Поезд Санкт-Петербург – Мурманск прибывал на вокзал, и Галина, так же как и все пассажиры, прилепясь к окну, старалась разглядеть встречавшую ее на платформе подругу. Вот и она! Невысокая Татьяна в длинной норковой шубе, закутанная платком, медленно проплыла вдоль вагонного окна. На улице заметала метель, в руках Татьяна держала большой целлофановый пакет с розами.
– С ума сошла! Выбрасывать такие деньги… – принимая букет и обнимаясь с подругой, сказала Галина.
– Перестань… В кои-то веки… Я все боялась, что ты не приедешь… Ну, слава Богу!.. Как доехала?
– Нормально.
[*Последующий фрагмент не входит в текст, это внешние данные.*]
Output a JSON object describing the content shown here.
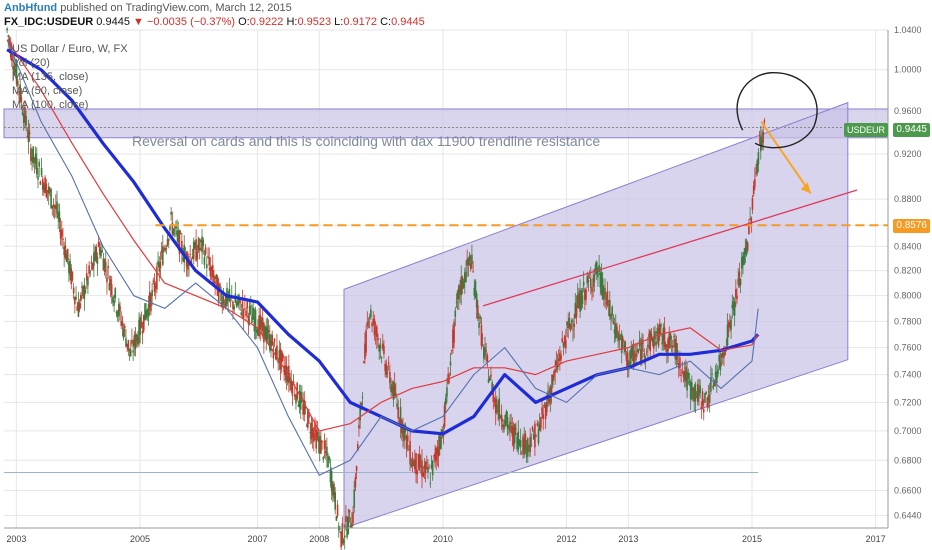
{
  "header": {
    "author": "AnbHfund",
    "published": "published on TradingView.com, March 12, 2015",
    "symbol": "FX_IDC:USDEUR",
    "price": "0.9445",
    "change": "▼ −0.0035 (−0.37%)",
    "o_label": "O:",
    "o": "0.9222",
    "h_label": "H:",
    "h": "0.9523",
    "l_label": "L:",
    "l": "0.9172",
    "c_label": "C:",
    "c": "0.9445"
  },
  "legend": {
    "title": "US Dollar / Euro, W, FX",
    "vol": "Vol (20)",
    "ma1": "MA (135, close)",
    "ma2": "MA (50, close)",
    "ma3": "MA (100, close)"
  },
  "annotation": "Reversal on cards and this is coinciding with dax 11900 trendline resistance",
  "price_tags": {
    "current_symbol": "USDEUR",
    "current": "0.9445",
    "level": "0.8576"
  },
  "colors": {
    "candle_up": "#3b7a3b",
    "candle_down": "#c0392b",
    "ma_blue_thick": "#1f2bd6",
    "ma_red": "#e03a3a",
    "ma_blue_thin": "#5570b0",
    "channel_fill": "#c9c3e6",
    "channel_line": "#8d7fd0",
    "level_orange": "#f59a23",
    "arrow_orange": "#f5a623",
    "trendline_red": "#e0395a",
    "grid": "#e6e6e6"
  },
  "chart_data": {
    "type": "line",
    "title": "US Dollar / Euro, W, FX",
    "x_ticks": [
      "2003",
      "2005",
      "2007",
      "2008",
      "2010",
      "2012",
      "2013",
      "2015",
      "2017"
    ],
    "y_ticks": [
      "0.6440",
      "0.6600",
      "0.6800",
      "0.7000",
      "0.7200",
      "0.7400",
      "0.7600",
      "0.7800",
      "0.8000",
      "0.8200",
      "0.8400",
      "0.8576",
      "0.8800",
      "0.9200",
      "0.9445",
      "0.9600",
      "1.0000",
      "1.0400"
    ],
    "ylim": [
      0.636,
      1.04
    ],
    "scale": "log",
    "grid": true,
    "series": [
      {
        "name": "USDEUR",
        "style": "candles",
        "x": [
          2002.95,
          2003.35,
          2003.75,
          2004.1,
          2004.45,
          2004.95,
          2005.3,
          2005.6,
          2005.85,
          2006.1,
          2006.4,
          2006.8,
          2007.15,
          2007.5,
          2007.9,
          2008.15,
          2008.35,
          2008.55,
          2008.8,
          2009.0,
          2009.25,
          2009.5,
          2009.8,
          2010.0,
          2010.25,
          2010.45,
          2010.65,
          2010.85,
          2011.1,
          2011.35,
          2011.55,
          2011.75,
          2012.0,
          2012.25,
          2012.5,
          2012.75,
          2013.0,
          2013.25,
          2013.5,
          2013.75,
          2014.0,
          2014.25,
          2014.5,
          2014.75,
          2014.95,
          2015.1,
          2015.2
        ],
        "y": [
          1.04,
          0.92,
          0.87,
          0.79,
          0.84,
          0.755,
          0.8,
          0.86,
          0.83,
          0.84,
          0.8,
          0.79,
          0.77,
          0.74,
          0.7,
          0.68,
          0.63,
          0.645,
          0.79,
          0.76,
          0.72,
          0.68,
          0.67,
          0.7,
          0.8,
          0.83,
          0.76,
          0.72,
          0.7,
          0.69,
          0.7,
          0.73,
          0.77,
          0.8,
          0.82,
          0.78,
          0.75,
          0.76,
          0.77,
          0.76,
          0.73,
          0.72,
          0.75,
          0.8,
          0.85,
          0.92,
          0.9445
        ]
      },
      {
        "name": "MA (135, close)",
        "x": [
          2002.95,
          2003.5,
          2004.0,
          2004.5,
          2005.0,
          2005.5,
          2006.0,
          2006.5,
          2007.0,
          2007.5,
          2008.0,
          2008.5,
          2009.0,
          2009.5,
          2010.0,
          2010.5,
          2011.0,
          2011.5,
          2012.0,
          2012.5,
          2013.0,
          2013.5,
          2014.0,
          2014.5,
          2015.0,
          2015.1
        ],
        "y": [
          1.02,
          1.0,
          0.97,
          0.93,
          0.895,
          0.855,
          0.82,
          0.8,
          0.795,
          0.77,
          0.75,
          0.72,
          0.71,
          0.7,
          0.698,
          0.71,
          0.74,
          0.72,
          0.73,
          0.74,
          0.745,
          0.755,
          0.755,
          0.758,
          0.765,
          0.77
        ]
      },
      {
        "name": "MA (50, close)",
        "x": [
          2002.95,
          2003.5,
          2004.0,
          2004.5,
          2005.0,
          2005.5,
          2006.0,
          2006.5,
          2007.0,
          2007.5,
          2008.0,
          2008.5,
          2009.0,
          2009.5,
          2010.0,
          2010.5,
          2011.0,
          2011.5,
          2012.0,
          2012.5,
          2013.0,
          2013.5,
          2014.0,
          2014.5,
          2015.0,
          2015.1
        ],
        "y": [
          1.03,
          0.98,
          0.93,
          0.885,
          0.845,
          0.81,
          0.8,
          0.79,
          0.775,
          0.74,
          0.7,
          0.705,
          0.72,
          0.73,
          0.735,
          0.745,
          0.745,
          0.74,
          0.75,
          0.755,
          0.76,
          0.77,
          0.775,
          0.758,
          0.762,
          0.77
        ]
      },
      {
        "name": "MA (100, close)",
        "x": [
          2002.95,
          2003.5,
          2004.0,
          2004.5,
          2005.0,
          2005.5,
          2006.0,
          2006.5,
          2007.0,
          2007.5,
          2008.0,
          2008.5,
          2009.0,
          2009.5,
          2010.0,
          2010.5,
          2011.0,
          2011.5,
          2012.0,
          2012.5,
          2013.0,
          2013.5,
          2014.0,
          2014.5,
          2015.0,
          2015.1
        ],
        "y": [
          1.03,
          0.95,
          0.9,
          0.84,
          0.8,
          0.79,
          0.81,
          0.79,
          0.76,
          0.71,
          0.67,
          0.68,
          0.71,
          0.7,
          0.71,
          0.74,
          0.76,
          0.73,
          0.72,
          0.74,
          0.745,
          0.74,
          0.75,
          0.73,
          0.75,
          0.79
        ]
      }
    ]
  }
}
В купе один так храпел, я думала, голова лопнет.
– Его или твоя?.. Вот сюда, направо.
Они вышли на привокзальную площадь, Татьяна подвела ее к припаркованной ауди.
– Садись. Ехать недалеко. Живем в старой квартире с Ленькой. Его эти дни не будет, так что нормально поговорим. Поехал со своей девушкой кататься на лыжах. Сейчас же каникулы, – объясняла она Галине, пока грелся мотор.
– Как он сейчас?
– Тьфу, тьфу, тьфу! Вроде учится.
– А барышня ничего?
– Да вроде ничего. А твой?
Галина вздохнула.
– Служит.
– А чего ты его отпустила, сумасшедшая?
– Что же я могла сделать, если он уперся как бык.
– Дураки они все, – резюмировала Татьяна.
– Дураки…
Днем она повела ее в свой магазинчик и даже заставила примерить, как ни отнекивалась Галина, джинсовый костюм.
– Не бойся, не Турция и не Польша, – успокаивала ее Татьяна.
– Да дело не в этом…
– Ну, смотри, прямо на тебя. Как влитой.
– Да мне не нужно, у меня есть…
– Я обижусь.
– Ну честное слово…
– Да ты посмотри на качество. «Made in England». Морячки привезли, специально для тебя заказывала…
– Ну хорошо. Спасибо. Но только больше – я тебя умоляю! Пожалуйста!..
– Ладно, – согласилась Татьяна. – Надюш, заверни, – обратилась она к молоденькой и очень хорошенькой продавщице. – Между прочим, наша студенточка. Будущая, прости Господи, педагог. У меня их две. Одна – одинокая мамаша, та до обеда, а Наденька – вечером. Я говорю, Надька, кончай свой ликбез, переходи ко мне совсем, челночить научу, хоть на пожрать да на штаны себе заработаешь, – боится! Ладно, поехали, я тебя покормлю.
Она привезла ее в очень симпатичный подвал. На стенах висели оленьи рога и шкуры. Шкурами же были покрыты деревянные сиденья.
– Есть мы будем тоже оленину? – пошутила Галина.
– Что пожелаешь. Витек, – обратилась она к подошедшему молодому человеку приятной нересторанной внешности. – Чем нас, одиноких, красивых, побалуешь?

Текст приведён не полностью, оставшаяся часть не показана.